Most recently, the Opposition, with depleted numbers, has been attacking the present government’s financial management and making their own promises to increase benefits and set up new bodies, should they get in.

On the other side, the government, a.k.a. the Prime Minister, has been flicking off their criticisms and accusations in his time-honoured fashion by throwing in a few analogies here and there to steer away from giving direct answers.

It’s all so predictable.

Which is why this top boxing bout is so timely; sport is anything but predictable. 

Watching any sport is a joy for most of our people, and top sport even more so. Coupled with the event being staged in Apia, and with one of the athletes being someone we can claim as our own, it doesn’t get much better than that.

The sport of boxing was once one of Samoa’s success stories.Names such as Scanlan, Betham, Leapai and of course David ‘the Terminator’ Tua are well-known beyond these shores.   

Sadly over the years, Samoa has slipped in the ratings at regional and international events with intermittent success rates. 

Lined up beside the emergence of weightlifting which has become quite the success story, the difference in the two sports appears to be the person at the top.

Weightlifting has Tuaopepe Jerry Wallwork who has made as many, if not more sacrifices than those he expects from his athletes, and that appears to be the difference.
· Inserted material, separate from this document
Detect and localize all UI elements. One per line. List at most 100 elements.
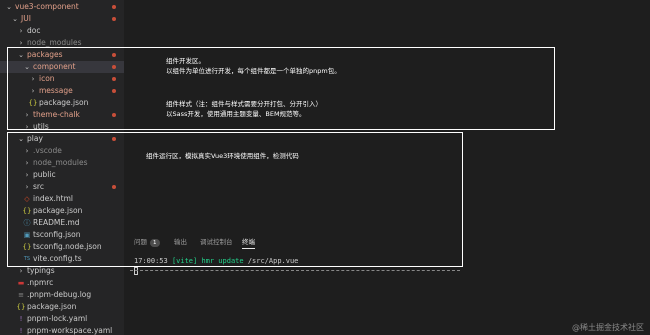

His own background and experience in the sport has also been a big factor in the success of his lifters.

Meanwhile, there no shortage of strong young men or women, who with the right drive, training and commitment could gravitate to either sport and taste success.

The news that a coaching clinic will be held by Lupesolia’i’s team would go a little way to igniting some interest in the sport, but what happens after the clinic is even more important. 

International sportsmen such as Mahonri Schwalger and Va’aiga Tuigamala who have returned to Samoa and set up training (rugby Mahonri) and staged events (boxing Va’aiga) for locals can attest to the time, money and energy required to sustain these organizations for our young people, beyond one event.